Open data des décisions judiciaires et administratives : des avancées mais encore des zones floues

Le 30 juin a été publié au J.O. le décret de mise à disposition du public des décisions judiciaires et administratives. Soit près de quatre ans après la loi « pour une République numérique » annonçant l’open data de ces décisions. Mais il faudra des arrêtés et des circulaires pour y voir plus clair.

Par Christiane Féral-Schuhl*, avocate associée, cabinet Féral-Schuhl/Sainte-Marie

La loi « pour une République numérique » du 16 octobre 2016, en annonçant l’open data des décisions de justice (1), marquait une étape décisive dans le processus de l’accès au droit pour tous. Mais il aura fallu attendre la loi « de programmation 2018-2022 et de réforme pour la justice » du 23 mars 2019 pour rouvrir le dossier de l’open data des décisions judiciaires (2). Et encore une année de plus pour que le décret pour « la mise à la disposition du public des décisions des juridictions judiciaires et administratives » du 29 juin 2020 soit publié.

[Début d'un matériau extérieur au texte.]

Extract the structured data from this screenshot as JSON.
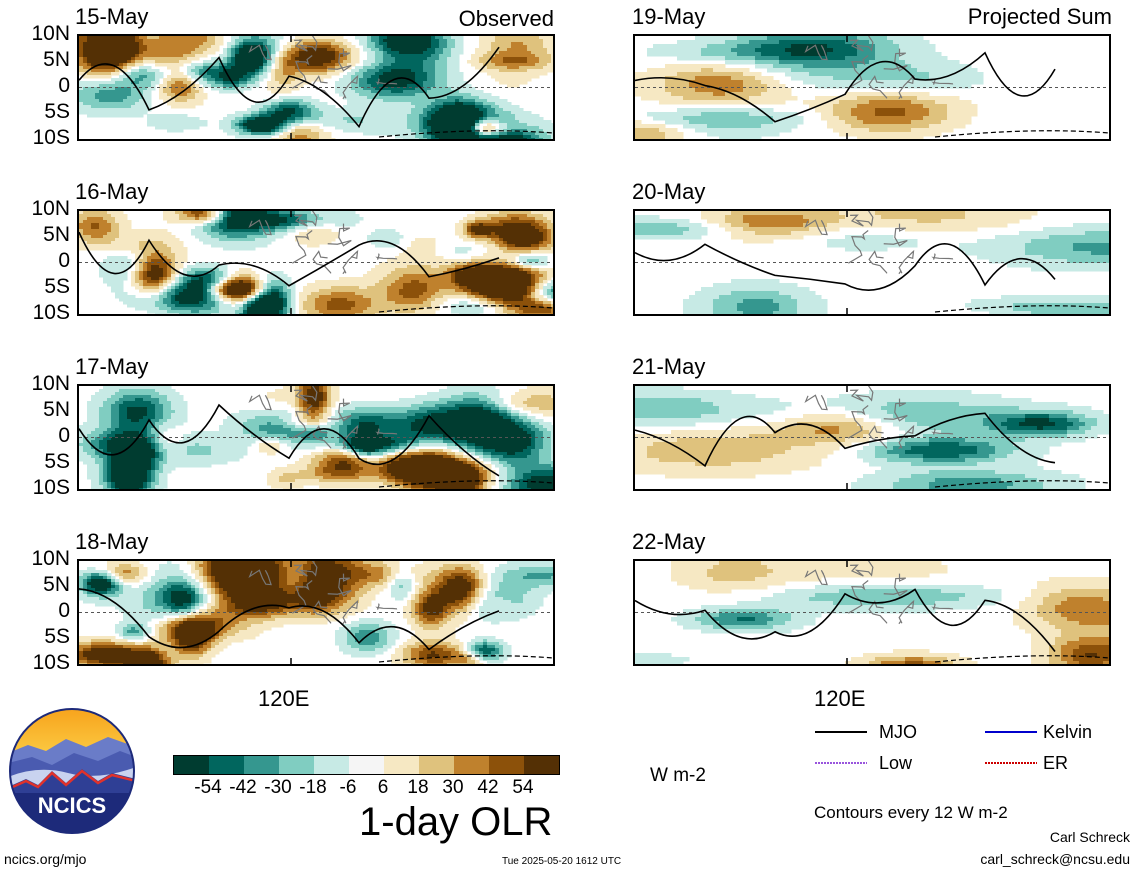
{
  "title": "1-day OLR",
  "units": "W m-2",
  "observed_label": "Observed",
  "projected_label": "Projected Sum",
  "lon_label": "120E",
  "lat_labels": [
    "10N",
    "5N",
    "0",
    "5S",
    "10S"
  ],
  "panels": [
    {
      "date": "15-May",
      "kind": "observed"
    },
    {
      "date": "16-May",
      "kind": "observed"
    },
    {
      "date": "17-May",
      "kind": "observed"
    },
    {
      "date": "18-May",
      "kind": "observed"
    },
    {
      "date": "19-May",
      "kind": "projected"
    },
    {
      "date": "20-May",
      "kind": "projected"
    },
    {
      "date": "21-May",
      "kind": "projected"
    },
    {
      "date": "22-May",
      "kind": "projected"
    }
  ],
  "colorbar": {
    "colors": [
      "#003c30",
      "#01665e",
      "#35978f",
      "#80cdc1",
      "#c7eae5",
      "#f5f5f5",
      "#f6e8c3",
      "#dfc27d",
      "#bf812d",
      "#8c510a",
      "#543005"
    ],
    "ticks": [
      "-54",
      "-42",
      "-30",
      "-18",
      "-6",
      "6",
      "18",
      "30",
      "42",
      "54"
    ]
  },
  "legend": [
    {
      "label": "MJO",
      "color": "#000000"
    },
    {
      "label": "Kelvin",
      "color": "#0000cc"
    },
    {
      "label": "Low",
      "color": "#9955dd"
    },
    {
      "label": "ER",
      "color": "#cc0000"
    }
  ],
  "contour_note": "Contours every 12 W m-2",
  "logo_text": "NCICS",
  "footer": {
    "url": "ncics.org/mjo",
    "timestamp": "Tue 2025-05-20 1612 UTC",
    "author": "Carl Schreck",
    "email": "carl_schreck@ncsu.edu"
  },
  "chart_data": {
    "type": "heatmap",
    "variable": "1-day OLR",
    "units": "W m-2",
    "y_tick_labels": [
      "10N",
      "5N",
      "0",
      "5S",
      "10S"
    ],
    "ylim": [
      -10,
      10
    ],
    "x_tick_labels": [
      "120E"
    ],
    "color_levels": [
      -54,
      -42,
      -30,
      -18,
      -6,
      6,
      18,
      30,
      42,
      54
    ],
    "contour_interval": 12,
    "panels_observed": [
      "15-May",
      "16-May",
      "17-May",
      "18-May"
    ],
    "panels_projected": [
      "19-May",
      "20-May",
      "21-May",
      "22-May"
    ]
  }
}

Occulter les données ou pas, c’est selon
Ce décret de mise à la disposition du public, sur Internet, des décisions judiciaires et administratives apporte quelques précisions complémentaires. Pour autant, dans sa formule « a minima », le dispositif prête à beaucoup d’interrogations et laisse de grandes zones d’ombres. En attendant les arrêtés et circulaires à suivre, un point d’étape s’impose. S’agissant tout d’abord de la responsabilité de la collecte et de la diffusion des décisions de justice sous format électronique, celle-ci est confiée respectivement à la Cour de cassation pour les décisions de l’ordre judiciaire, et au Conseil d’Etat pour les décisions de l’ordre administratif. C’est une bonne chose et cela est conforme au souhait exprimé par le Conseil national des barreaux (CNB) dans une déclaration signée avec la Cour de cassation en juin 2019 et avec le Conseil d’Etat en juin 2020. En effet, cette règle devrait mettre un terme à la délivrance « sauvage » des copies aux tiers qui a permis à certains de constituer un fonds documentaire, dans le cadre d’accords bilatéraux avec certains greffes.
Désormais, la délivrance des copies aux tiers ne pourra concerner que des décisions « précisément identifiées » (3). Pour les décisions de l’ordre judiciaire, le refus de délivrance ou le silence gardé pendant deux mois pourra donner lieu à un recours gracieux devant le président de la juridiction. Enfin, le greffier devra occulter les éléments permettant l’identification des personnes physiques de nature à porter atteinte à leur sécurité ou au respect de la vie privée des personnes ou celles de leur entourage, précision donnée que cette occultation sera automatique lorsqu’elle a été faite pour la mise à disposition du public. Le recours contre cette décision sera possible, par requête présentée par un avocat, devant le président de la juridiction auprès de laquelle le greffier exerce ses fonctions. Le président statuera par ordonnance, le demandeur et les personnes physiques, parties ou tiers, mentionnées dans la décision, si possible entendus ou appelés. En revanche, les questions relatives à l’exhaustivité et l’intégrité de la base de données demeurent entières alors que les résultats d’une recherche peuvent être différents selon la constitution de la base de données. Imaginons un instant que les décisions collectées soient toutes du Nord de la France sans tenir compte des jurisprudences d’autres régions.
S’agissant ensuite de l’occultation des données à caractère personnel, l’objectif consiste à trouver le juste équilibre entre le droit à l’information du public et le droit au respect de la vie privée des personnes concernées par les décisions de justice. La loi du 23 mars 2019 a prévu que les noms et prénoms des personnes physiques, parties ou tiers à l’affaire, seraient systématiquement anonymisés (4). Quant aux autres éléments identifiants, ils devront être occultés par le juge lorsque leur « divulgation est de nature à porter atteinte à la sécurité ou au respect de la vie privée de ces personnes ou de leur entourage ». La décision d’occultation peut également porter sur tout élément de la décision dont la divulgation est susceptible de « porter atteinte aux intérêts fondamentaux de la Nation » (5).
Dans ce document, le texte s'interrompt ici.